0
votes

SELECT statements in PrestoDB v0.125 with a Cassandra connector to a Datastax Cassandra cluster only return 200 rows, even where table contains many more rows than that. Aggregate queries like SELECT COUNT() over the same table also return a result of just 200.

(This behaviour is identical when querying with pyhive connector & with base presto CLI).

Documentation isn't much help, but am guessing that the issue is pagination & a need to set environment variables (which the documentation doesn't explain): https://prestodb.io/docs/current/installation/cli.html

Does anyone know how I can remove this limit of 200 rows returned? What specific environment variable setting do I need?

1

1 Answers

1
votes

For those who come after - the solution is in the cassandra.properties connector configuration for presto. The key setting is:

  • cassandra.limit-for-partition-key-select

This needs to be set higher than the total number of rows in the table you are querying, otherwise select queries will respond with only a fraction of the stored data (not having located all of the partition keys).
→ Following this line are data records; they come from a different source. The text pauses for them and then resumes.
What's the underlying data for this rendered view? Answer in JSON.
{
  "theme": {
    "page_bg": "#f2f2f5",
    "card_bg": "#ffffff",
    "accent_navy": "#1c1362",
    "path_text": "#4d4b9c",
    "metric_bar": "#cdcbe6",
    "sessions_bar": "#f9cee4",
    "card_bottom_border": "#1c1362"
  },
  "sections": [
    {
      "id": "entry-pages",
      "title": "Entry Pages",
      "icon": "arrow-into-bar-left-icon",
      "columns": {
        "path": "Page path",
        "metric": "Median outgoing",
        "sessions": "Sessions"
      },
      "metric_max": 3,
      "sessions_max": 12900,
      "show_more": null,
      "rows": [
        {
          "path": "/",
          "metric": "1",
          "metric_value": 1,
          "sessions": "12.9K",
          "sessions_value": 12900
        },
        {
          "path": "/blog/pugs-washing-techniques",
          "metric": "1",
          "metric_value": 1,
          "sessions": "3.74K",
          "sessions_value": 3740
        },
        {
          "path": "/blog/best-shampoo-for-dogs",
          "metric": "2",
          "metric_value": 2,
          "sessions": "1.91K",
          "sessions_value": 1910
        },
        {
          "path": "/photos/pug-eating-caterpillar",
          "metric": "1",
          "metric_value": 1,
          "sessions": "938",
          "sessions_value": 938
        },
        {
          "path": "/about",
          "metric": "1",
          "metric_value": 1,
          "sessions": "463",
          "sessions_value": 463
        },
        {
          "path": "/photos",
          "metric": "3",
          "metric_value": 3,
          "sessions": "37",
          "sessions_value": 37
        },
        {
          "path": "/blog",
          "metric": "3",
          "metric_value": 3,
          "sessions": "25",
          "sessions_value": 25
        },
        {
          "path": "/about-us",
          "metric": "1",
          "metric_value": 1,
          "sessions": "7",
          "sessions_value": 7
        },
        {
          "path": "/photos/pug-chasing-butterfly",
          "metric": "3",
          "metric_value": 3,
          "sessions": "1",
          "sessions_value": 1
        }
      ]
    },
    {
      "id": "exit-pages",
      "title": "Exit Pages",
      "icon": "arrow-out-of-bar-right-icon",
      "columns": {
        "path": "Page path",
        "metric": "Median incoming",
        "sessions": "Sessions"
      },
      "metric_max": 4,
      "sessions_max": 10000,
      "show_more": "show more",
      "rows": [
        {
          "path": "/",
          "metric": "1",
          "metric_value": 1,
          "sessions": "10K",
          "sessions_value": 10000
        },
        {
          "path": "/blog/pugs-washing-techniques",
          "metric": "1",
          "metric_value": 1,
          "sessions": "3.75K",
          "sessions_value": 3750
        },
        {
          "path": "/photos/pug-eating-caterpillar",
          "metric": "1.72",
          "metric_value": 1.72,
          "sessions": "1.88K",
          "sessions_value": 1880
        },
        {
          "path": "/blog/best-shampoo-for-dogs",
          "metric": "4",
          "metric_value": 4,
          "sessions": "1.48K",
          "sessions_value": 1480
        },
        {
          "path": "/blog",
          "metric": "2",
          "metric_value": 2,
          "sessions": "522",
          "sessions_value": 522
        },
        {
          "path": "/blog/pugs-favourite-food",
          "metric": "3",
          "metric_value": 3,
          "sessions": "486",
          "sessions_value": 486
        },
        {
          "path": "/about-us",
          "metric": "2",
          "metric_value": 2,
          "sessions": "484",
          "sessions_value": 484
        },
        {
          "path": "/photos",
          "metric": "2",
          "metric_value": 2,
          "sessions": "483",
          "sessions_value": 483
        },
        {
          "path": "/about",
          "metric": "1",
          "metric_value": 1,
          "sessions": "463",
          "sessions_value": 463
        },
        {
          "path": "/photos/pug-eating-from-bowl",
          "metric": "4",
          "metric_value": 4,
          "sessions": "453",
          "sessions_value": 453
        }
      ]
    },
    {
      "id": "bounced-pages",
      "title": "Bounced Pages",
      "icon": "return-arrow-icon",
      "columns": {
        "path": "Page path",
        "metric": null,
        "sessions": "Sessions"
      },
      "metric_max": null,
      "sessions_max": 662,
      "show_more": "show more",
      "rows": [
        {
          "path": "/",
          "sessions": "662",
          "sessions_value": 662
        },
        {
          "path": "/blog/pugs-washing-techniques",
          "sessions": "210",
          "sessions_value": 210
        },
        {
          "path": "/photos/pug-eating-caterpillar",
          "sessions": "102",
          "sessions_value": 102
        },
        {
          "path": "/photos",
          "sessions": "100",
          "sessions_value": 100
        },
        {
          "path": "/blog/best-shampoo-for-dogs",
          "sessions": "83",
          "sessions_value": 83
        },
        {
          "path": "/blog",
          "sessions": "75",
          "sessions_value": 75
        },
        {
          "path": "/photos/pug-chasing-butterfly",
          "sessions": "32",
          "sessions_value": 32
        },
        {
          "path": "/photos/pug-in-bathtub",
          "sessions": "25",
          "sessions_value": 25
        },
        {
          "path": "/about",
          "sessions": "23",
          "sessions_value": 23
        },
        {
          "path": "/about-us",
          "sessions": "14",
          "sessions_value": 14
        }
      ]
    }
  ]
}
Complete copy of my config file (which may help!):

connector.name=cassandra
# Comma separated list of contact points
cassandra.contact-points=host1,host2
# Port running the native Cassandra protocol
cassandra.native-protocol-port=9042
# Limit of rows to read for finding all partition keys.
cassandra.limit-for-partition-key-select=2000000000
# maximum number of schema cache refresh threads, i.e. maximum number of parallel requests
cassandra.max-schema-refresh-threads=10
# schema cache time to live
cassandra.schema-cache-ttl=1h
# schema refresh interval
cassandra.schema-refresh-interval=2m
# Consistency level used for Cassandra queries (ONE, TWO, QUORUM, ...)
cassandra.consistency-level=ONE
# fetch size used for Cassandra queries
cassandra.fetch-size=5000
# fetch size used for partition key select query
cassandra.fetch-size-for-partition-key-select=20000